Il est difficile de maximiser les avantages de l’IA pour l’éducation et la croissance des enfants, tout en garantissant leur vie privée, leur développement sain et leur bien-être émotionnel, avertit Anna Collard, vice-présidente de la stratégie de contenu chez KnowBe4 Africa.
L’intelligence artificielle (IA) a connu une avancée fulgurante en seulement deux ans, transformant profondément la vie quotidienne, en particulier pour les jeunes. Des outils comme ChatGPT, Gemini de Google, et Copilot de Microsoft, ainsi que l’intégration de chatbots IA dans des plateformes telles que WhatsApp et Instagram, sont désormais omniprésents. Pour Anna Collard, vice-présidente de la stratégie de contenu chez KnowBe4 AFRICA, cette évolution est à la fois excitante et inquiétante pour les enfants qui grandissent dans ce nouvel environnement numérique.
L’IA offre des opportunités sans précédent en matière d’éducation. Selon Anna Collard, ces outils permettent aux enfants d’explorer leur créativité, d’apprendre de nouvelles langues et d’améliorer leurs compétences en résolution de problèmes à travers des interactions attrayantes et personnalisées. Les chatbots, capables de fournir des réponses immédiates et adaptées, deviennent des compagnons d’apprentissage pour les jeunes esprits curieux.
Cependant, cette même accessibilité pose des questions cruciales, en particulier sur la protection de la vie privée, les effets psychologiques potentiels et le développement de l’esprit critique des enfants.

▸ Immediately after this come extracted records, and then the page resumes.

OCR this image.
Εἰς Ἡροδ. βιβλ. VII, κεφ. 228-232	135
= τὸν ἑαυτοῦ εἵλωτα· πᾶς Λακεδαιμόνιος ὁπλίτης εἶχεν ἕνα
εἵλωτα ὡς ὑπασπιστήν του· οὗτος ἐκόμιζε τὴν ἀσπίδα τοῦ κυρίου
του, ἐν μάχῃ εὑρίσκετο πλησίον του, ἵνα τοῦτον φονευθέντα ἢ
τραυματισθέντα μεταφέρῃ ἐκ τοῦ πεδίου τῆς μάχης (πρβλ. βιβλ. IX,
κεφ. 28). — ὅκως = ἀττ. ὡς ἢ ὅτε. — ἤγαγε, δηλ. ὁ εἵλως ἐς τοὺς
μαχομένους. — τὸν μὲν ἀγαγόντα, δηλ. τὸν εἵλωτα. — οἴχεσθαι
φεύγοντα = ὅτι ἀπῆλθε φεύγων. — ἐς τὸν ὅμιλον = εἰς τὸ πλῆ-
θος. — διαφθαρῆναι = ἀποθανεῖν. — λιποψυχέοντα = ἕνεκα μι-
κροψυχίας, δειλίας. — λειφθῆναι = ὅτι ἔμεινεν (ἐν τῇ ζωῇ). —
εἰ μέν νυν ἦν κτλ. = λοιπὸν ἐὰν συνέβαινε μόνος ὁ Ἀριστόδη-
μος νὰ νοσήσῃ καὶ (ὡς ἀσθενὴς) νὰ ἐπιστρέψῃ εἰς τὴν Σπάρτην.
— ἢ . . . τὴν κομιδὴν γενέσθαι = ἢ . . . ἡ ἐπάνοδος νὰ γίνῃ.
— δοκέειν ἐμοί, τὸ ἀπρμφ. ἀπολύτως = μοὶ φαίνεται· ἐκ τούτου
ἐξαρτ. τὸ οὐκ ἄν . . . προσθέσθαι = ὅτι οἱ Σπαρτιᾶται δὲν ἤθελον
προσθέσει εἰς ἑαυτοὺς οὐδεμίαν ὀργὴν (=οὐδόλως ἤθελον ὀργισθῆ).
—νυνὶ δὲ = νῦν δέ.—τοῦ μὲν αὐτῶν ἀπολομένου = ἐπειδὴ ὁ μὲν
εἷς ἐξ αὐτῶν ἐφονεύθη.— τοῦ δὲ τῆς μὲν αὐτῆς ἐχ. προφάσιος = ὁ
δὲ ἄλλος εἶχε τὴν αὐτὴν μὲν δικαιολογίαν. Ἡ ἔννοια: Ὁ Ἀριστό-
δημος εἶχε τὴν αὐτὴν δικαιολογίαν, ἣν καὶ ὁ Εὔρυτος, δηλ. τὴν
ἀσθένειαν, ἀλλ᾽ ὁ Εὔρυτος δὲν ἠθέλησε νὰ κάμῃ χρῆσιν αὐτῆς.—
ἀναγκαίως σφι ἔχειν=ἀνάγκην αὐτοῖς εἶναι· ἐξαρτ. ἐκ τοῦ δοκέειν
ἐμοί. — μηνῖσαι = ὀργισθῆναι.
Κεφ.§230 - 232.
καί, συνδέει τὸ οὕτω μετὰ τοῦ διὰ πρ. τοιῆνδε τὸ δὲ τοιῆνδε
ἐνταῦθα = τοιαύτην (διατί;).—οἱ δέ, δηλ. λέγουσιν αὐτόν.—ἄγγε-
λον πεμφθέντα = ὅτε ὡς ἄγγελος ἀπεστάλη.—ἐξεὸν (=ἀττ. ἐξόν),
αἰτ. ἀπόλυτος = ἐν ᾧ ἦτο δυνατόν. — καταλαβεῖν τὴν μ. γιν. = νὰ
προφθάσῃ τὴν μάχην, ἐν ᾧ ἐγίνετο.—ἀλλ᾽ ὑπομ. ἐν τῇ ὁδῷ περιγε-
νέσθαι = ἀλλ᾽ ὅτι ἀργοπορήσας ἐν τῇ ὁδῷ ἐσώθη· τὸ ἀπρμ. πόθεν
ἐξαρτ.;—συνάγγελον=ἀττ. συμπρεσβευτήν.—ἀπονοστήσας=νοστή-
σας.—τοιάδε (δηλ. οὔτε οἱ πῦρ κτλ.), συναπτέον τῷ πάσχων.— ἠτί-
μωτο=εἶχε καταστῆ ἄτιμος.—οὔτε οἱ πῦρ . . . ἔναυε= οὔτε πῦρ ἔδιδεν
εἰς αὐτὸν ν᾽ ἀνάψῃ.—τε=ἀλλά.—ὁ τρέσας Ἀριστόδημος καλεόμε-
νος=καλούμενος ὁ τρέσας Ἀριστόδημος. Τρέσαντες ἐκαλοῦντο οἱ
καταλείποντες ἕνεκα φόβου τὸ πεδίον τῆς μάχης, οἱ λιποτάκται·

Des risques pour la vie privée
L’une des préoccupations majeures entourant l’utilisation des IA par les enfants est la collecte de données. « Les chatbots peuvent sembler inoffensifs, mais ils collectent souvent des informations personnelles sans consentement approprié », avertit Collard.
Les risques vont des publicités ciblées à la création de profils détaillés des utilisateurs, basés sur leurs comportements et préférences. Cela peut exposer les jeunes à des manipulations malveillantes, notamment la désinformation ou des tentatives de « grooming » en ligne.
Les modèles d’IA générative, souvent conçus pour les adultes, ne tiennent pas toujours compte des protections spécifiques nécessaires pour les mineurs, ce qui soulève des questions sur la sécurité des interactions pour les plus jeunes.
Un autre danger réside dans la confiance excessive que les enfants peuvent développer envers ces outils. « Les enfants risquent de percevoir les chatbots comme des amis humains », explique Collard, une situation amplifiée par un phénomène appelé « effet de confiance excessive. » Cette surconfiance peut conduire à une diminution de l’esprit critique, les enfants acceptant les réponses des IA sans les remettre en question, au détriment de leur jugement personnel.
Cette dépendance à l’IA pourrait réduire les interactions sociales réelles, un facteur essentiel dans le développement social et émotionnel des jeunes.
Des informations inexactes et inappropriées
Malgré leur sophistication, les IA génératives ne sont pas infaillibles. Lorsqu’elles ne disposent pas d’informations précises, elles peuvent inventer des réponses, un phénomène connu sous le nom d’« hallucination. » Pour les enfants, cela peut signifier recevoir de fausses informations sur leurs devoirs ou, pire encore, un mauvais diagnostic en matière de santé.
Par ailleurs, les systèmes d’IA peuvent refléter les biais présents dans les données sur lesquelles ils sont formés, renforçant ainsi la désinformation et les stéréotypes. L’un des dangers les plus redoutés est l’exposition à des contenus inappropriés, y compris des images manipulées, exploitant la vulnérabilité des enfants.
L’utilisation excessive des technologies basées sur l’IA peut également avoir un impact psychologique sur les enfants. Collard souligne des effets secondaires déjà observés avec d’autres technologies numériques, comme l’augmentation de l’anxiété, de la dépression, et la réduction des interactions sociales significatives.
« Nous constatons que ces nouvelles technologies réduisent l’esprit critique chez les jeunes, les rendant moins enclins à remettre en question ce qu’ils voient ou lisent », ajoute-t-elle.
Face à ces défis, les parents et les éducateurs doivent jouer un rôle clé. Surveiller l’utilisation de l’IA par les enfants, établir des règles familiales, et encourager des activités sans écran, comme la lecture et les jeux physiques, sont des mesures importantes pour contrebalancer les effets négatifs de ces technologies, suggère-t-elle.
De leur côté, les décideurs politiques commencent à prendre des mesures. En Europe, par exemple, la loi sur l’IA vise à renforcer la sécurité des systèmes d’IA, bien qu’elle ne cible pas spécifiquement les enfants. Cependant, Collard estime qu’il reste encore beaucoup à faire pour protéger efficacement les droits et la sécurité des mineurs.